Portanto, foi um impulso para o país quando Mystique Ro e Austin Florian venceram inesperadamente o campeonato mundial de equipes mistas em Lake Placid no ano passado, encerrando o domínio da Alemanha, que havia vencido as quatro edições anteriores e aumentando as esperanças de um primeiro ouro olímpico americano no exterior em 98 anos.

“Acho que o revezamento misto é uma ótima oportunidade para adicionar outro elemento ao esqueleto”, disse Ro em entrevista coletiva em Cortina na quinta-feira.

“Somos um esporte muito individualista, mas agora ter um componente de equipe com outra complexidade que vem da minha formação no atletismo, um começo de reação, acho que é muito útil e divertido reunir a equipe para tentar experimentar algo diferente, e é mais uma oportunidade de medalha para nós.”

A dupla também terminou em terceiro lugar na Copa do Mundo desta temporada.

“É obviamente um evento que temos tido muito sucesso nos últimos anos, desde o seu início, e ir para as Olimpíadas no primeiro ano em que somos campeões mundiais é uma coisa muito authorized”, disse Florian. “Vamos tentar aproveitar o impulso disso e da temporada passada e tentar fazer uma boa corrida.”

CONHECIMENTO LOCAL

Também competindo nas simples está Kelly Curtis, que conheceu bem a pista e a área de Cortina após ter atuado nas proximidades em sua função na Força Aérea dos Estados Unidos.

Curtis se preparou para as Olimpíadas com a medalha de prata na Copa do Mundo de St Moritz, há um mês, e é uma das várias atletas olímpicas que equilibram a maternidade com o esporte depois de ter um filho em 2023.

“Tudo tem funcionado para estes Jogos”, disse ela. “Quando me classifiquei para Pequim, period minha temporada de estreia, então acho que minha mentalidade desta vez é, em vez de uma surpresa, foi um pouco mais de alívio.

“Devido à proximidade da Base Aérea de Cortina, terei vários colegas, vizinhos, pessoas que conheci ao longo dos últimos quatro anos que estive na Itália, que virão e apoiarão e isso torna tudo ainda mais especial.”
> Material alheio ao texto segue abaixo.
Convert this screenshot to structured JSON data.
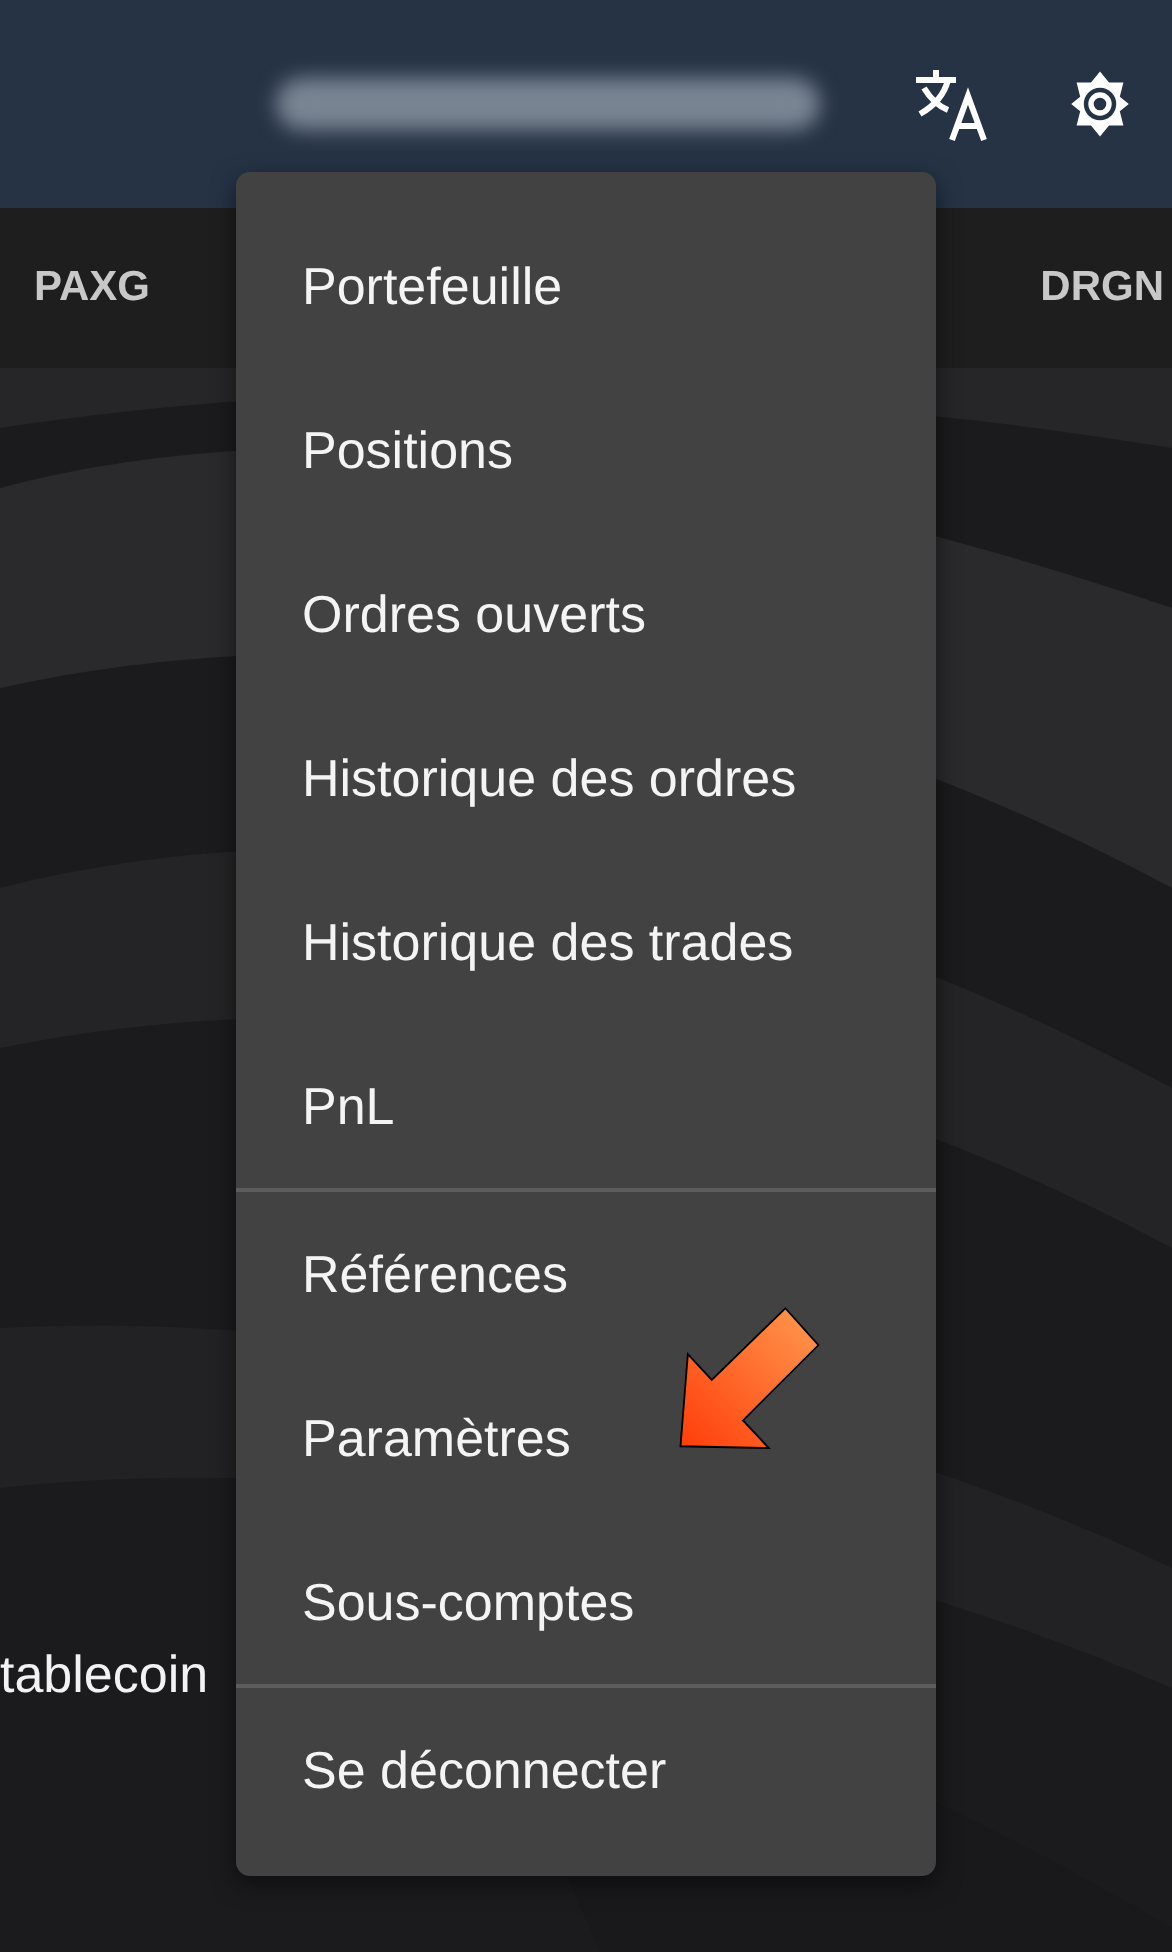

O esqueleto dos EUA foi notícia nas últimas semanas depois que Katie Uhlaender apelou, sem sucesso, ao Tribunal Arbitral do Esporte para ser adicionada aos Jogos como atleta adicional, depois de ter perdido pontos de qualificação devido à retirada de quatro canadenses de uma corrida no mês passado.

No entanto, o diretor de desempenho e medalhista de ouro do bobsleigh em 2010, Curt Tomasevicz, disse aos repórteres que period uma “situação muito complexa” e que queria que o foco estivesse nos atletas nos Jogos.